Rande Brown, 51, a translator of Buddhist texts who lives in New York City, can easily relate to Adelman's story. Two years ago Brown decided to lose 30 pounds that had crept onto her 5-foot-1-inch frame during her forties. Finding the idea of a diet group unappealing, she did her own research by polling friends with weight problems about their greatest pitfalls and reading Dieting for Dummies for basic advice. Then she just dove in, using the equation all weight loss hangs on: Burn more calories than you take in. For the "burn" part, she put herself on a nonnegotiable 45-minute-a-day treadmill routine. For the "take in" portion, Brown, who's "not into deprivation," loaded up on fruit and protein in return for eliminating dairy fat and remembered that, calorically, "one hunk of cheddar is the same as a lot of arugula." In six months she shed the 30 pounds and has kept the weight off since. "I feel quite triumphant," she says.

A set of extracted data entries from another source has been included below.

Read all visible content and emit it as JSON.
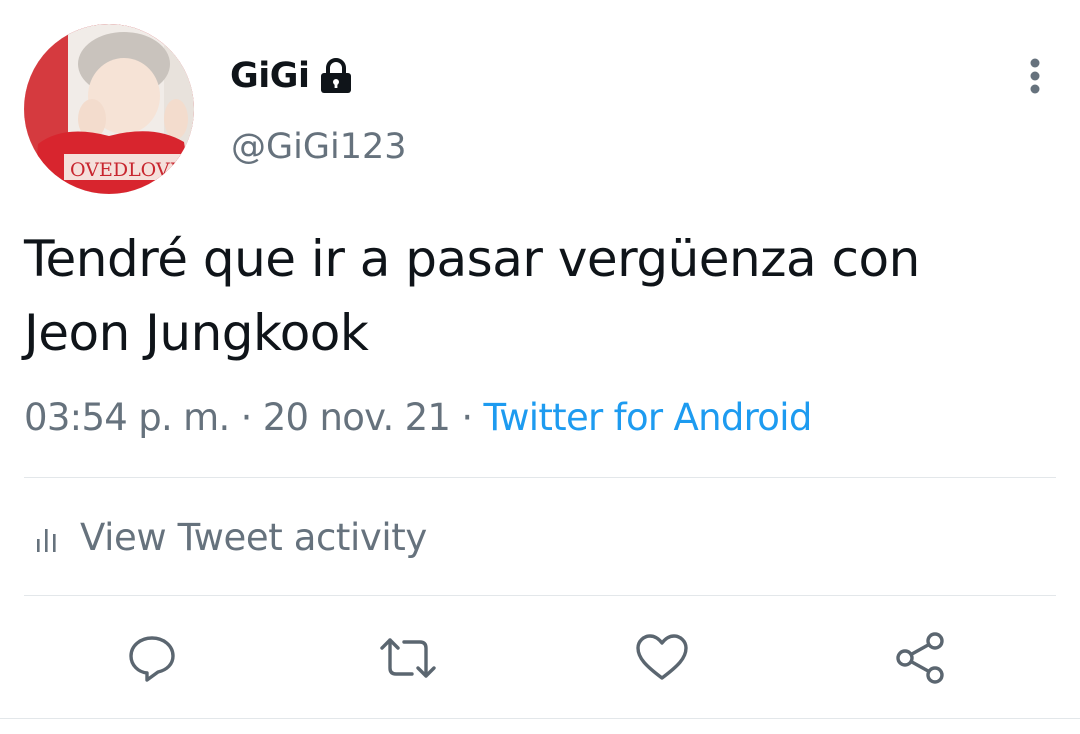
{
  "author": {
    "display_name": "GiGi",
    "handle": "@GiGi123",
    "avatar_text": "OVEDLOVE",
    "protected_icon": "lock-icon"
  },
  "tweet": {
    "text_line1": "Tendré que ir a pasar vergüenza con",
    "text_line2": "Jeon Jungkook",
    "time": "03:54 p. m.",
    "separator": " · ",
    "date": "20 nov. 21",
    "source": "Twitter for Android"
  },
  "activity": {
    "label": "View Tweet activity",
    "icon": "bar-chart-icon"
  },
  "actions": {
    "reply_icon": "reply-icon",
    "retweet_icon": "retweet-icon",
    "like_icon": "heart-icon",
    "share_icon": "share-icon"
  },
  "menu_icon": "more-vertical-icon",
  "colors": {
    "text": "#0f1419",
    "secondary": "#66727d",
    "link": "#1d9bf0",
    "divider": "#e3e7ea",
    "icon": "#5b6670"
  }
}
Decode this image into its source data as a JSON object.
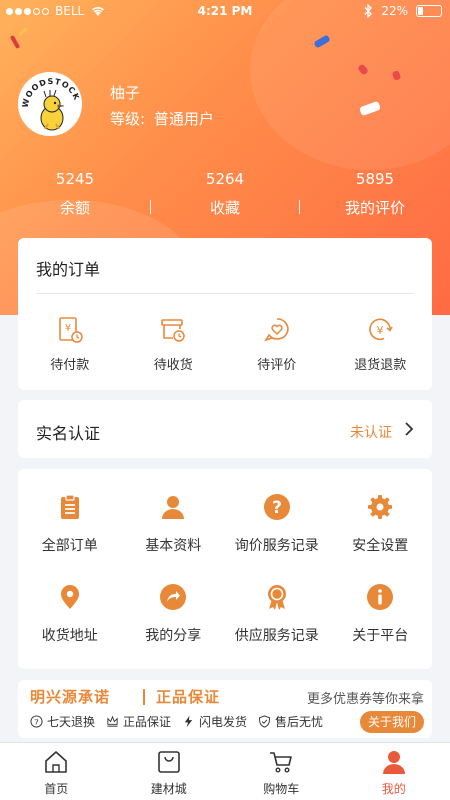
{
  "status_bar": {
    "carrier": "BELL",
    "time": "4:21 PM",
    "battery": "22%",
    "battery_fraction": 0.22
  },
  "profile": {
    "avatar_text": "WOODSTOCK",
    "name": "柚子",
    "level_label": "等级:",
    "level_value": "普通用户"
  },
  "stats": [
    {
      "value": "5245",
      "label": "余额"
    },
    {
      "value": "5264",
      "label": "收藏"
    },
    {
      "value": "5895",
      "label": "我的评价"
    }
  ],
  "orders": {
    "title": "我的订单",
    "items": [
      {
        "label": "待付款",
        "icon": "pending-payment-icon"
      },
      {
        "label": "待收货",
        "icon": "pending-delivery-icon"
      },
      {
        "label": "待评价",
        "icon": "pending-review-icon"
      },
      {
        "label": "退货退款",
        "icon": "refund-icon"
      }
    ]
  },
  "verification": {
    "title": "实名认证",
    "status": "未认证"
  },
  "menu": [
    {
      "label": "全部订单",
      "icon": "clipboard-icon"
    },
    {
      "label": "基本资料",
      "icon": "person-icon"
    },
    {
      "label": "询价服务记录",
      "icon": "question-icon"
    },
    {
      "label": "安全设置",
      "icon": "gear-icon"
    },
    {
      "label": "收货地址",
      "icon": "location-pin-icon"
    },
    {
      "label": "我的分享",
      "icon": "share-icon"
    },
    {
      "label": "供应服务记录",
      "icon": "award-ribbon-icon"
    },
    {
      "label": "关于平台",
      "icon": "info-icon"
    }
  ],
  "promise": {
    "title": "明兴源承诺",
    "title2": "正品保证",
    "more": "更多优惠券等你来拿",
    "points": [
      "七天退换",
      "正品保证",
      "闪电发货",
      "售后无忧"
    ],
    "about_button": "关于我们"
  },
  "tabs": [
    {
      "label": "首页",
      "icon": "home-icon"
    },
    {
      "label": "建材城",
      "icon": "shopping-bag-icon"
    },
    {
      "label": "购物车",
      "icon": "cart-icon"
    },
    {
      "label": "我的",
      "icon": "profile-icon"
    }
  ],
  "colors": {
    "accent": "#e8893a",
    "active_tab": "#e95a3a",
    "hero_start": "#ffb25b",
    "hero_end": "#ff6b44"
  }
}
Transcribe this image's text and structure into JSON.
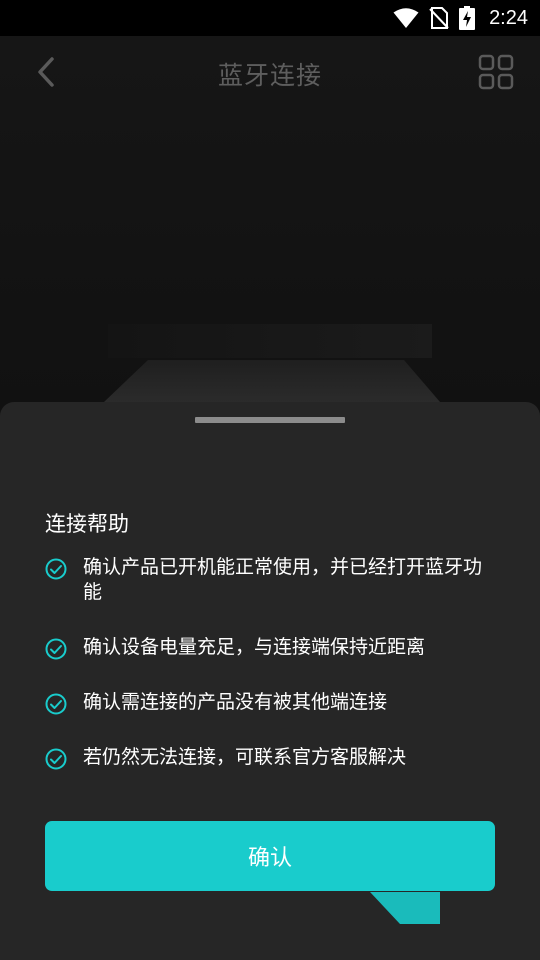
{
  "status_bar": {
    "time": "2:24",
    "icons": [
      "wifi-icon",
      "no-sim-icon",
      "battery-charging-icon"
    ]
  },
  "nav": {
    "title": "蓝牙连接",
    "back_icon": "chevron-left-icon",
    "menu_icon": "grid-icon"
  },
  "sheet": {
    "title": "连接帮助",
    "tips": [
      "确认产品已开机能正常使用，并已经打开蓝牙功能",
      "确认设备电量充足，与连接端保持近距离",
      "确认需连接的产品没有被其他端连接",
      "若仍然无法连接，可联系官方客服解决"
    ],
    "confirm_label": "确认"
  },
  "colors": {
    "accent": "#19cccc",
    "sheet_bg": "#262626",
    "title_muted": "#5e5e5e"
  }
}
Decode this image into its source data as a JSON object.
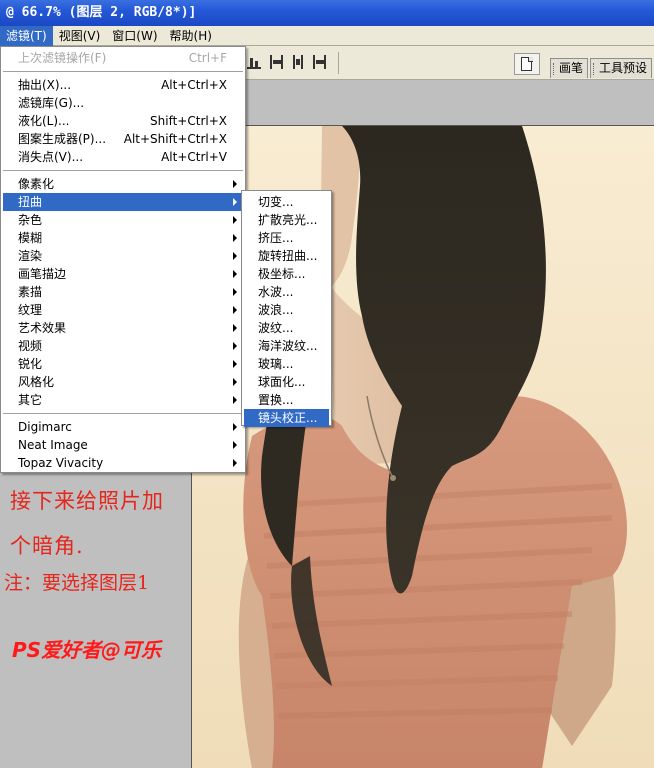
{
  "window": {
    "title": "@ 66.7% (图层 2, RGB/8*)]"
  },
  "menubar": [
    {
      "label": "滤镜(T)"
    },
    {
      "label": "视图(V)"
    },
    {
      "label": "窗口(W)"
    },
    {
      "label": "帮助(H)"
    }
  ],
  "tabs": [
    {
      "label": "画笔"
    },
    {
      "label": "工具预设"
    }
  ],
  "filter_menu": {
    "last_filter": {
      "label": "上次滤镜操作(F)",
      "shortcut": "Ctrl+F"
    },
    "group1": [
      {
        "label": "抽出(X)...",
        "shortcut": "Alt+Ctrl+X"
      },
      {
        "label": "滤镜库(G)...",
        "shortcut": ""
      },
      {
        "label": "液化(L)...",
        "shortcut": "Shift+Ctrl+X"
      },
      {
        "label": "图案生成器(P)...",
        "shortcut": "Alt+Shift+Ctrl+X"
      },
      {
        "label": "消失点(V)...",
        "shortcut": "Alt+Ctrl+V"
      }
    ],
    "group2": [
      {
        "label": "像素化"
      },
      {
        "label": "扭曲"
      },
      {
        "label": "杂色"
      },
      {
        "label": "模糊"
      },
      {
        "label": "渲染"
      },
      {
        "label": "画笔描边"
      },
      {
        "label": "素描"
      },
      {
        "label": "纹理"
      },
      {
        "label": "艺术效果"
      },
      {
        "label": "视频"
      },
      {
        "label": "锐化"
      },
      {
        "label": "风格化"
      },
      {
        "label": "其它"
      }
    ],
    "group3": [
      {
        "label": "Digimarc"
      },
      {
        "label": "Neat Image"
      },
      {
        "label": "Topaz Vivacity"
      }
    ]
  },
  "distort_submenu": [
    {
      "label": "切变..."
    },
    {
      "label": "扩散亮光..."
    },
    {
      "label": "挤压..."
    },
    {
      "label": "旋转扭曲..."
    },
    {
      "label": "极坐标..."
    },
    {
      "label": "水波..."
    },
    {
      "label": "波浪..."
    },
    {
      "label": "波纹..."
    },
    {
      "label": "海洋波纹..."
    },
    {
      "label": "玻璃..."
    },
    {
      "label": "球面化..."
    },
    {
      "label": "置换..."
    },
    {
      "label": "镜头校正..."
    }
  ],
  "caption": {
    "line1": "接下来给照片加",
    "line2": "个暗角.",
    "line3": "注：要选择图层1",
    "signature": "PS爱好者@可乐"
  },
  "colors": {
    "highlight": "#316ac5",
    "caption": "#e5261c"
  },
  "icons": [
    "align-icon",
    "document-icon",
    "submenu-arrow-icon"
  ]
}
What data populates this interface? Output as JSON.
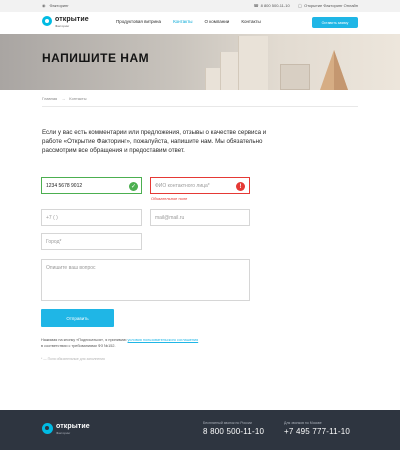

 Follow Up with Barbara and Rande
Follow Up with Barbara and Rande
Simply signing up for the O project motivated Barbara Adelman to immediately go from weighing 125 pounds to weighing 118. But in truth, the 5-foot-1-inch freelance writer in Los Angeles never had much trouble shedding weight; her struggle was more about breaking free from obsessive thoughts about food, followed by binge eating of "garbage" (cookies, chips, ice cream) and, after that, a lot of self-flagellation. Often, in a kind of caloric penance, she'd skip dinner entirely. Eager to "throw a wrench into the machine," Adelman listened carefully when her partner Rande Brown encouraged her to be mindful of her eating. Mindfulness would require her to become acutely aware every time she reached for food, paying attention to whether she was truly hungry or responding to some other cue, such as stress or boredom.

Good Advice
Following Brown's advice, Adelman started grabbing a book and heading out for a brisk walk whenever she found herself wanting to munch on cookies at her desk—an action that often made clear how much she'd really needed a break from work, not sweets. Observing her cravings this way, Adelman began to feel her food obsession losing its grip. She also got practical tips from Brown, who was the same height and had lost 30 pounds. (A favorite suggestion of Brown's was bringing air-popped popcorn to baseball games to preempt her usual four-hot-dog snack attack.)

The Results
Eventually, Adelman got down to 113 pounds—a weight her doctor told her was just right for her age and height. When she reported the accomplishment to her partner, Brown sent back an e-mail saying, "Bravo! Here's an idea: What would happen if you really let go of the concept of losing any more weight and instead decided that 113 was perfect—shift the focus from up or down to maintaining? This shift was very freeing to me." Adelman says reading that note was an "aha! experience," because it allowed her to see—suddenly—that someone short and curvy like her wasn't really meant to weigh 110 pounds. Before, people had scoffed at her concern about being slightly overweight, she says, but Brown really got the fact that she still battled daily with food.